This sounds clever, and it will absolutely make some people money. It also looks like the kind of “efficiency” move that quietly guts an industry and then acts surprised when the quality, trust, and working conditions collapse.
Fiverr just launched an AI Video Hub, pitched as a way for brands to connect with independent creators who can make “high-quality” video faster than the usual Hollywood-style production pipeline. And they’re doing it while interest is clearly spiking: Fiverr says searches for AI video creation jumped 66% in the second half of 2025. That’s not a rounding error. That’s a signal that buyers are actively hunting for a cheaper, quicker path.
On paper, this is the dream. If you’re a small brand, a startup, a local business, or even a mid-size company that can’t justify a full agency and a big crew, this is a door opening. You get a place to find someone who can crank out short videos, product clips, explainers, ads, whatever, without the whole “we need a producer, a coordinator, a shoot day, and a week of edits” situation.
But the part that bothers me is the framing: “disrupt Hollywood.” That’s a fun headline, but it dodges the real change. This isn’t just about bypassing Hollywood. It’s about bypassing the messy human parts of making video: the time, the debate, the back-and-forth, the people who say “this doesn’t work,” the specialists who catch problems before they go live. When you remove friction, you don’t only remove waste. You also remove judgment.
Imagine you run marketing for a small online shop. You need ten ads next week. You don’t care about film craft. You care about getting something decent on screen that sells. The AI hub promises you speed and variety. Great. You’ll probably do it. You’d be almost irresponsible not to, because your competitor will.
Now imagine you’re a freelance editor or motion designer who used to get those gigs. You weren’t getting rich, but you had steady work. Suddenly the demand shifts from “make this good” to “make this cheap and fast.” The buyer is no longer paying for taste and experience. They’re paying for output. And marketplaces are brutally good at turning work into a commodity when the buyer can’t easily tell the difference between “good” and “good enough.”
That’s the first consequence: a race to the bottom in pricing and timelines, even if the platform says it’s about “high quality.” The buyer’s behavior decides the market, not the marketing copy.
There’s another consequence that brands will only learn after getting burned: sameness. AI video can be impressive, but it can also flatten style. If everyone is using similar tools, similar prompts, similar templates, you end up with ads that all feel like they were made by the same invisible hand. That’s fine if you’re selling phone cases. It’s less fine if you’re trying to build a brand people actually remember.
And then there’s trust. Video used to be expensive enough that you didn’t make it lightly. That cost acted like a filter. When video becomes cheap and endless, the internet fills up with more content, more noise, more borderline stuff that looks real enough to confuse people. Even if your brand is doing everything “right,” you’re now operating in a world where audiences are more suspicious of what they see. That hurts everyone, including honest creators.

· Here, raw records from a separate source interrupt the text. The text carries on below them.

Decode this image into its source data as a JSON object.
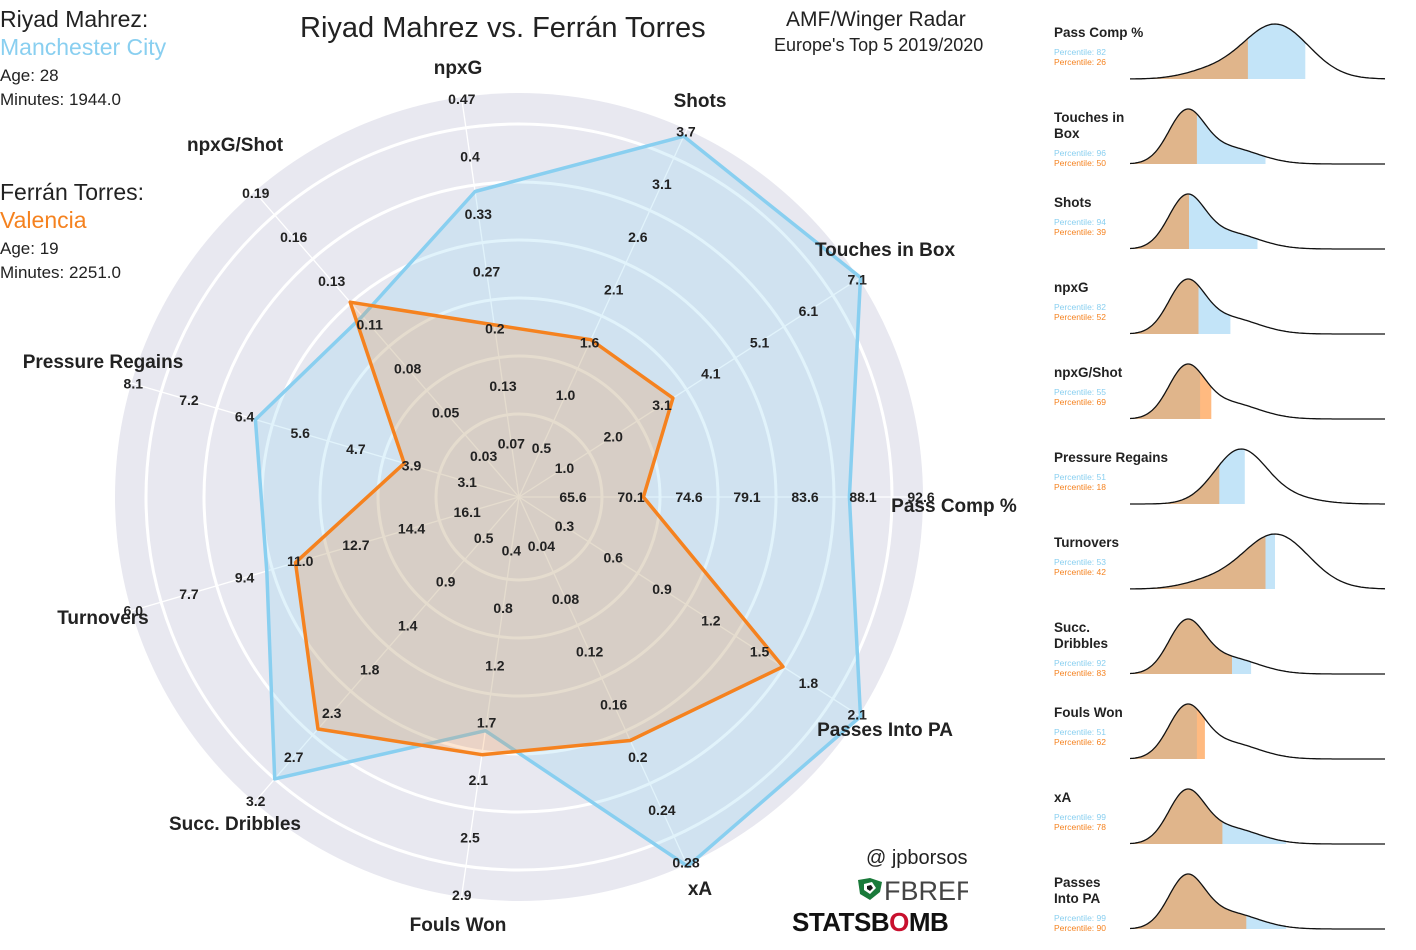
{
  "title": "Riyad Mahrez vs. Ferrán Torres",
  "subtitle": "AMF/Winger Radar",
  "subtitle2": "Europe's Top 5 2019/2020",
  "players": [
    {
      "name": "Riyad Mahrez:",
      "team": "Manchester City",
      "age": "Age: 28",
      "minutes": "Minutes: 1944.0",
      "color": "#89cff0"
    },
    {
      "name": "Ferrán Torres:",
      "team": "Valencia",
      "age": "Age: 19",
      "minutes": "Minutes: 2251.0",
      "color": "#f5821f"
    }
  ],
  "credit": "@ jpborsos",
  "logo_fbref": "FBREF",
  "logo_statsbomb": "STATSBOMB",
  "colors": {
    "mahrez": "#89cff0",
    "torres": "#f5821f",
    "radar_bg": "#e8e8f0",
    "ring": "#ffffff"
  },
  "chart_data": [
    {
      "type": "radar",
      "axes": [
        {
          "label": "Pass Comp %",
          "ticks": [
            "65.6",
            "70.1",
            "74.6",
            "79.1",
            "83.6",
            "88.1",
            "92.6"
          ],
          "min": 65.6,
          "max": 92.6
        },
        {
          "label": "Touches in Box",
          "ticks": [
            "1.0",
            "2.0",
            "3.1",
            "4.1",
            "5.1",
            "6.1",
            "7.1"
          ],
          "min": 0.0,
          "max": 7.1
        },
        {
          "label": "Shots",
          "ticks": [
            "0.5",
            "1.0",
            "1.6",
            "2.1",
            "2.6",
            "3.1",
            "3.7"
          ],
          "min": 0.0,
          "max": 3.7
        },
        {
          "label": "npxG",
          "ticks": [
            "0.07",
            "0.13",
            "0.2",
            "0.27",
            "0.33",
            "0.4",
            "0.47"
          ],
          "min": 0.0,
          "max": 0.47
        },
        {
          "label": "npxG/Shot",
          "ticks": [
            "0.03",
            "0.05",
            "0.08",
            "0.11",
            "0.13",
            "0.16",
            "0.19"
          ],
          "min": 0.0,
          "max": 0.19
        },
        {
          "label": "Pressure Regains",
          "ticks": [
            "3.1",
            "3.9",
            "4.7",
            "5.6",
            "6.4",
            "7.2",
            "8.1"
          ],
          "min": 2.2,
          "max": 8.1
        },
        {
          "label": "Turnovers",
          "ticks": [
            "16.1",
            "14.4",
            "12.7",
            "11.0",
            "9.4",
            "7.7",
            "6.0"
          ],
          "min": 17.8,
          "max": 6.0
        },
        {
          "label": "Succ. Dribbles",
          "ticks": [
            "0.5",
            "0.9",
            "1.4",
            "1.8",
            "2.3",
            "2.7",
            "3.2"
          ],
          "min": 0.0,
          "max": 3.2
        },
        {
          "label": "Fouls Won",
          "ticks": [
            "0.4",
            "0.8",
            "1.2",
            "1.7",
            "2.1",
            "2.5",
            "2.9"
          ],
          "min": 0.0,
          "max": 2.9
        },
        {
          "label": "xA",
          "ticks": [
            "0.04",
            "0.08",
            "0.12",
            "0.16",
            "0.2",
            "0.24",
            "0.28"
          ],
          "min": 0.0,
          "max": 0.28
        },
        {
          "label": "Passes Into PA",
          "ticks": [
            "0.3",
            "0.6",
            "0.9",
            "1.2",
            "1.5",
            "1.8",
            "2.1"
          ],
          "min": 0.0,
          "max": 2.1
        }
      ],
      "series": [
        {
          "name": "Riyad Mahrez",
          "values": [
            86.8,
            7.1,
            3.6,
            0.34,
            0.1,
            5.9,
            10.8,
            2.9,
            1.5,
            0.28,
            2.1
          ]
        },
        {
          "name": "Ferrán Torres",
          "values": [
            71.0,
            2.6,
            1.25,
            0.16,
            0.11,
            3.3,
            11.8,
            2.3,
            1.7,
            0.17,
            1.55
          ]
        }
      ]
    },
    {
      "type": "area",
      "panels": [
        {
          "label": "Pass Comp %",
          "p1": "Percentile: 82",
          "p2": "Percentile: 26",
          "v1": 82,
          "v2": 26,
          "shape": "right"
        },
        {
          "label": "Touches in Box",
          "p1": "Percentile: 96",
          "p2": "Percentile: 50",
          "v1": 96,
          "v2": 50,
          "shape": "left"
        },
        {
          "label": "Shots",
          "p1": "Percentile: 94",
          "p2": "Percentile: 39",
          "v1": 94,
          "v2": 39,
          "shape": "left"
        },
        {
          "label": "npxG",
          "p1": "Percentile: 82",
          "p2": "Percentile: 52",
          "v1": 82,
          "v2": 52,
          "shape": "left"
        },
        {
          "label": "npxG/Shot",
          "p1": "Percentile: 55",
          "p2": "Percentile: 69",
          "v1": 55,
          "v2": 69,
          "shape": "left"
        },
        {
          "label": "Pressure Regains",
          "p1": "Percentile: 51",
          "p2": "Percentile: 18",
          "v1": 51,
          "v2": 18,
          "shape": "mid"
        },
        {
          "label": "Turnovers",
          "p1": "Percentile: 53",
          "p2": "Percentile: 42",
          "v1": 53,
          "v2": 42,
          "shape": "right"
        },
        {
          "label": "Succ. Dribbles",
          "p1": "Percentile: 92",
          "p2": "Percentile: 83",
          "v1": 92,
          "v2": 83,
          "shape": "left"
        },
        {
          "label": "Fouls Won",
          "p1": "Percentile: 51",
          "p2": "Percentile: 62",
          "v1": 51,
          "v2": 62,
          "shape": "left"
        },
        {
          "label": "xA",
          "p1": "Percentile: 99",
          "p2": "Percentile: 78",
          "v1": 99,
          "v2": 78,
          "shape": "left"
        },
        {
          "label": "Passes Into PA",
          "p1": "Percentile: 99",
          "p2": "Percentile: 90",
          "v1": 99,
          "v2": 90,
          "shape": "left"
        }
      ]
    }
  ]
}
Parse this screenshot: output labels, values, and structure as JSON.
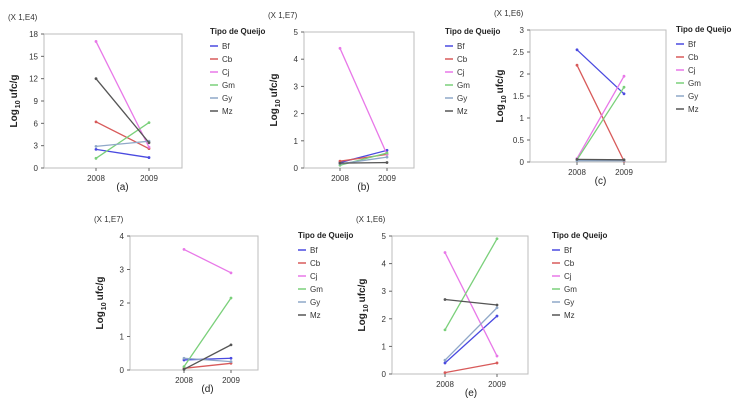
{
  "chart_data": [
    {
      "type": "line",
      "panel_label": "(a)",
      "scale_label": "(X 1,E4)",
      "ylabel_main": "Log",
      "ylabel_sub": "10",
      "ylabel_unit": "ufc/g",
      "categories": [
        "2008",
        "2009"
      ],
      "ylim": [
        0,
        18
      ],
      "yticks": [
        0,
        3,
        6,
        9,
        12,
        15,
        18
      ],
      "legend_title": "Tipo de Queijo",
      "series": [
        {
          "name": "Bf",
          "values": [
            2.5,
            1.4
          ],
          "color": "#4a4ae0"
        },
        {
          "name": "Cb",
          "values": [
            6.2,
            2.6
          ],
          "color": "#d85a5a"
        },
        {
          "name": "Cj",
          "values": [
            17.0,
            2.8
          ],
          "color": "#e878e8"
        },
        {
          "name": "Gm",
          "values": [
            1.3,
            6.1
          ],
          "color": "#7ad07a"
        },
        {
          "name": "Gy",
          "values": [
            2.9,
            3.6
          ],
          "color": "#8fa8c8"
        },
        {
          "name": "Mz",
          "values": [
            12.0,
            3.4
          ],
          "color": "#555555"
        }
      ]
    },
    {
      "type": "line",
      "panel_label": "(b)",
      "scale_label": "(X 1,E7)",
      "ylabel_main": "Log",
      "ylabel_sub": "10",
      "ylabel_unit": "ufc/g",
      "categories": [
        "2008",
        "2009"
      ],
      "ylim": [
        0,
        5
      ],
      "yticks": [
        0,
        1,
        2,
        3,
        4,
        5
      ],
      "legend_title": "Tipo de Queijo",
      "series": [
        {
          "name": "Bf",
          "values": [
            0.2,
            0.65
          ],
          "color": "#4a4ae0"
        },
        {
          "name": "Cb",
          "values": [
            0.25,
            0.5
          ],
          "color": "#d85a5a"
        },
        {
          "name": "Cj",
          "values": [
            4.4,
            0.5
          ],
          "color": "#e878e8"
        },
        {
          "name": "Gm",
          "values": [
            0.1,
            0.55
          ],
          "color": "#7ad07a"
        },
        {
          "name": "Gy",
          "values": [
            0.15,
            0.4
          ],
          "color": "#8fa8c8"
        },
        {
          "name": "Mz",
          "values": [
            0.18,
            0.2
          ],
          "color": "#555555"
        }
      ]
    },
    {
      "type": "line",
      "panel_label": "(c)",
      "scale_label": "(X 1,E6)",
      "ylabel_main": "Log",
      "ylabel_sub": "10",
      "ylabel_unit": "ufc/g",
      "categories": [
        "2008",
        "2009"
      ],
      "ylim": [
        0,
        3
      ],
      "yticks": [
        0,
        0.5,
        1,
        1.5,
        2,
        2.5,
        3
      ],
      "legend_title": "Tipo de Queijo",
      "series": [
        {
          "name": "Bf",
          "values": [
            2.55,
            1.55
          ],
          "color": "#4a4ae0"
        },
        {
          "name": "Cb",
          "values": [
            2.2,
            0.02
          ],
          "color": "#d85a5a"
        },
        {
          "name": "Cj",
          "values": [
            0.08,
            1.95
          ],
          "color": "#e878e8"
        },
        {
          "name": "Gm",
          "values": [
            0.05,
            1.7
          ],
          "color": "#7ad07a"
        },
        {
          "name": "Gy",
          "values": [
            0.03,
            0.03
          ],
          "color": "#8fa8c8"
        },
        {
          "name": "Mz",
          "values": [
            0.06,
            0.05
          ],
          "color": "#555555"
        }
      ]
    },
    {
      "type": "line",
      "panel_label": "(d)",
      "scale_label": "(X 1,E7)",
      "ylabel_main": "Log",
      "ylabel_sub": "10",
      "ylabel_unit": "ufc/g",
      "categories": [
        "2008",
        "2009"
      ],
      "ylim": [
        0,
        4
      ],
      "yticks": [
        0,
        1,
        2,
        3,
        4
      ],
      "legend_title": "Tipo de Queijo",
      "series": [
        {
          "name": "Bf",
          "values": [
            0.3,
            0.35
          ],
          "color": "#4a4ae0"
        },
        {
          "name": "Cb",
          "values": [
            0.05,
            0.2
          ],
          "color": "#d85a5a"
        },
        {
          "name": "Cj",
          "values": [
            3.6,
            2.9
          ],
          "color": "#e878e8"
        },
        {
          "name": "Gm",
          "values": [
            0.1,
            2.15
          ],
          "color": "#7ad07a"
        },
        {
          "name": "Gy",
          "values": [
            0.35,
            0.25
          ],
          "color": "#8fa8c8"
        },
        {
          "name": "Mz",
          "values": [
            0.02,
            0.75
          ],
          "color": "#555555"
        }
      ]
    },
    {
      "type": "line",
      "panel_label": "(e)",
      "scale_label": "(X 1,E6)",
      "ylabel_main": "Log",
      "ylabel_sub": "10",
      "ylabel_unit": "ufc/g",
      "categories": [
        "2008",
        "2009"
      ],
      "ylim": [
        0,
        5
      ],
      "yticks": [
        0,
        1,
        2,
        3,
        4,
        5
      ],
      "legend_title": "Tipo de Queijo",
      "series": [
        {
          "name": "Bf",
          "values": [
            0.4,
            2.1
          ],
          "color": "#4a4ae0"
        },
        {
          "name": "Cb",
          "values": [
            0.05,
            0.4
          ],
          "color": "#d85a5a"
        },
        {
          "name": "Cj",
          "values": [
            4.4,
            0.65
          ],
          "color": "#e878e8"
        },
        {
          "name": "Gm",
          "values": [
            1.6,
            4.9
          ],
          "color": "#7ad07a"
        },
        {
          "name": "Gy",
          "values": [
            0.5,
            2.4
          ],
          "color": "#8fa8c8"
        },
        {
          "name": "Mz",
          "values": [
            2.7,
            2.5
          ],
          "color": "#555555"
        }
      ]
    }
  ]
}
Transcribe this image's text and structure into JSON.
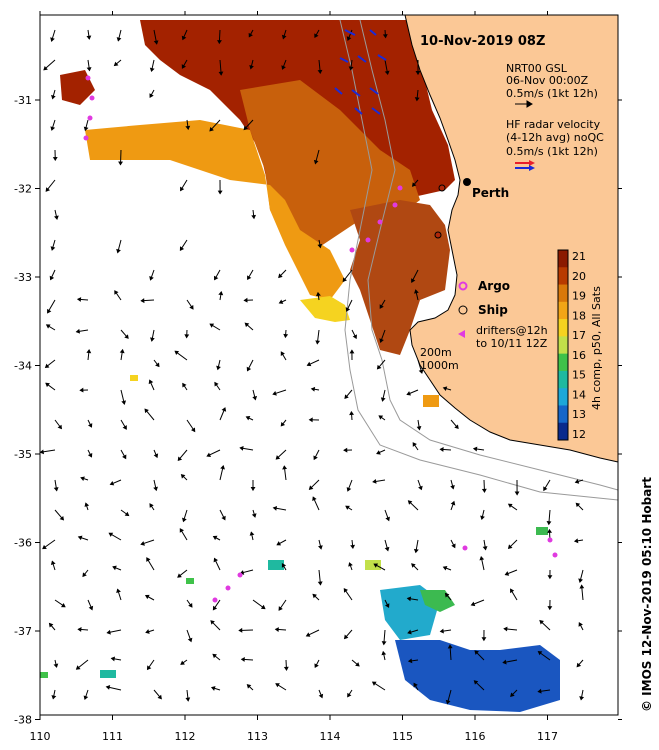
{
  "title": "10-Nov-2019 08Z",
  "city": "Perth",
  "credit": "© IMOS 12-Nov-2019 05:10 Hobart",
  "legend": {
    "model_line1": "NRT00 GSL",
    "model_line2": "06-Nov 00:00Z",
    "model_line3": "0.5m/s (1kt 12h)",
    "radar_line1": "HF radar velocity",
    "radar_line2": "(4-12h avg) noQC",
    "radar_line3": "0.5m/s (1kt 12h)",
    "argo": "Argo",
    "ship": "Ship",
    "drifters_line1": "drifters@12h",
    "drifters_line2": "to 10/11 12Z",
    "contour_200": "200m",
    "contour_1000": "1000m"
  },
  "colorbar": {
    "title": "4h comp, p50, All Sats",
    "ticks": [
      "21",
      "20",
      "19",
      "18",
      "17",
      "16",
      "15",
      "14",
      "13",
      "12"
    ],
    "colors": [
      "#8b1a00",
      "#b83a00",
      "#d9780a",
      "#f2a516",
      "#f5d320",
      "#c2e04a",
      "#3fc24a",
      "#1fb9a0",
      "#1ea8d8",
      "#1666c8",
      "#0a2a8c"
    ]
  },
  "axes": {
    "x_ticks": [
      "110",
      "111",
      "112",
      "113",
      "114",
      "115",
      "116",
      "117"
    ],
    "y_ticks": [
      "-31",
      "-32",
      "-33",
      "-34",
      "-35",
      "-36",
      "-37",
      "-38"
    ]
  },
  "colors": {
    "land": "#fbc896",
    "coast": "#000000",
    "contour": "#9a9a9a",
    "model_arrow": "#000000",
    "radar_red": "#e8202a",
    "radar_blue": "#1a2ad8",
    "drifter": "#e03ae0"
  }
}
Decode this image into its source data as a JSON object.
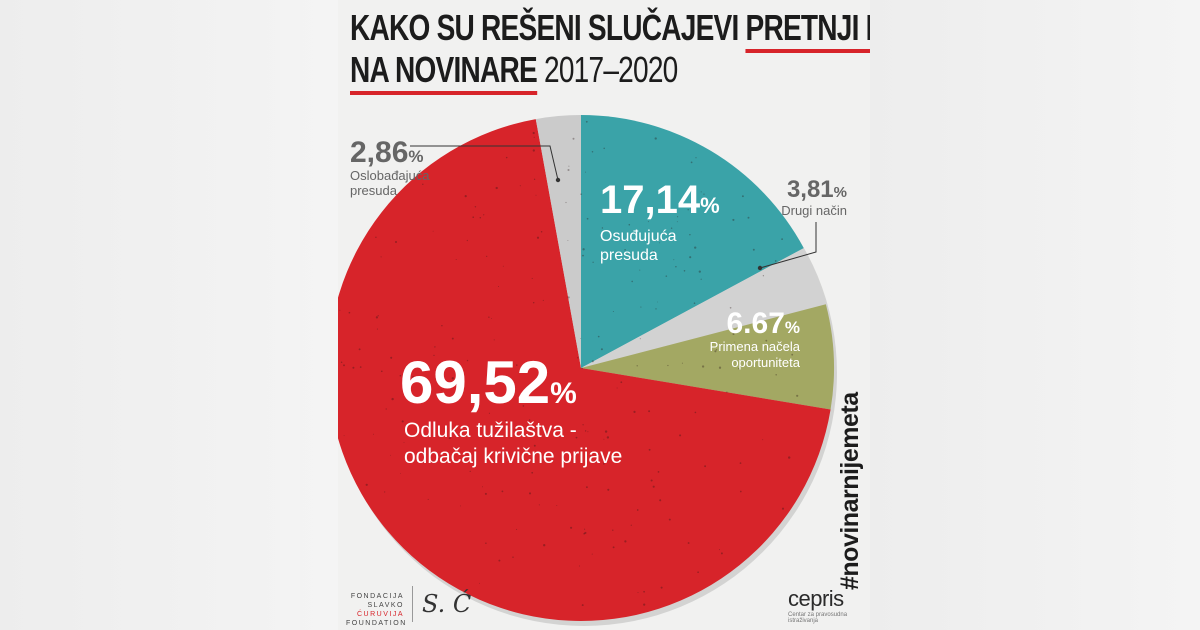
{
  "chart_data": {
    "type": "pie",
    "title_parts": [
      "KAKO SU REŠENI SLUČAJEVI ",
      "PRETNJI I NAPADA",
      "NA NOVINARE",
      " 2017–2020"
    ],
    "slices": [
      {
        "value": "17,14",
        "unit": "%",
        "label_lines": [
          "Osuđujuća",
          "presuda"
        ],
        "numeric": 17.14,
        "color": "#3aa3a8"
      },
      {
        "value": "3,81",
        "unit": "%",
        "label_lines": [
          "Drugi način"
        ],
        "numeric": 3.81,
        "color": "#d2d2d2"
      },
      {
        "value": "6.67",
        "unit": "%",
        "label_lines": [
          "Primena načela",
          "oportuniteta"
        ],
        "numeric": 6.67,
        "color": "#a3a863"
      },
      {
        "value": "69,52",
        "unit": "%",
        "label_lines": [
          "Odluka tužilaštva -",
          "odbačaj krivične prijave"
        ],
        "numeric": 69.52,
        "color": "#d7242a"
      },
      {
        "value": "2,86",
        "unit": "%",
        "label_lines": [
          "Oslobađajuća",
          "presuda"
        ],
        "numeric": 2.86,
        "color": "#cbcbcb"
      }
    ]
  },
  "hashtag": "#novinarnijemeta",
  "footer": {
    "foundation_lines": [
      "FONDACIJA",
      "SLAVKO",
      "ĆURUVIJA",
      "FOUNDATION"
    ],
    "signature": "S. Ć",
    "partner_logo": "cepris",
    "partner_sub": "Centar za pravosudna istraživanja"
  }
}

To be fair, Hollywood and big agencies are not innocent victims here. A lot of the traditional model is bloated. People have sat through enough rounds of approvals to know that “professional” can mean slow, political, and overpriced. For many businesses, the old way was never an option. So yes, democratizing production is a real benefit. A solo creator in a small town might land clients they never would have reached. A tiny brand might finally be able to test ideas without betting the company on one shoot.
But let’s not pretend this is purely a win for creators. Marketplaces tend to squeeze the middle. The top 1% creators will still do well. The bottom will churn. The middle—the people who built solid careers on reliable craft—are the ones who get their work re-priced and re-scoped until it barely resembles a job.
The bigger shift is power. Fiverr is positioning itself as the place where brands go when they want results without the “production model.” If that works, the platform becomes the new gate. Not a studio gate, a marketplace gate. Different suits, same leverage.
What I’m not sure about is whether brands will accept the trade-offs once the novelty wears off. Fast content is great until you have a campaign that actually matters: a product launch, a crisis response, a message that can’t be sloppy. When the stakes are high, people suddenly remember why they paid for real teams. But will they rebuild those muscles after years of outsourcing to speed?
So here’s the real question: if AI hubs make video cheap and endless, do we end up with more creative freedom for more people, or do we end up with a louder, cheaper world where only the biggest brands can afford work that feels truly human?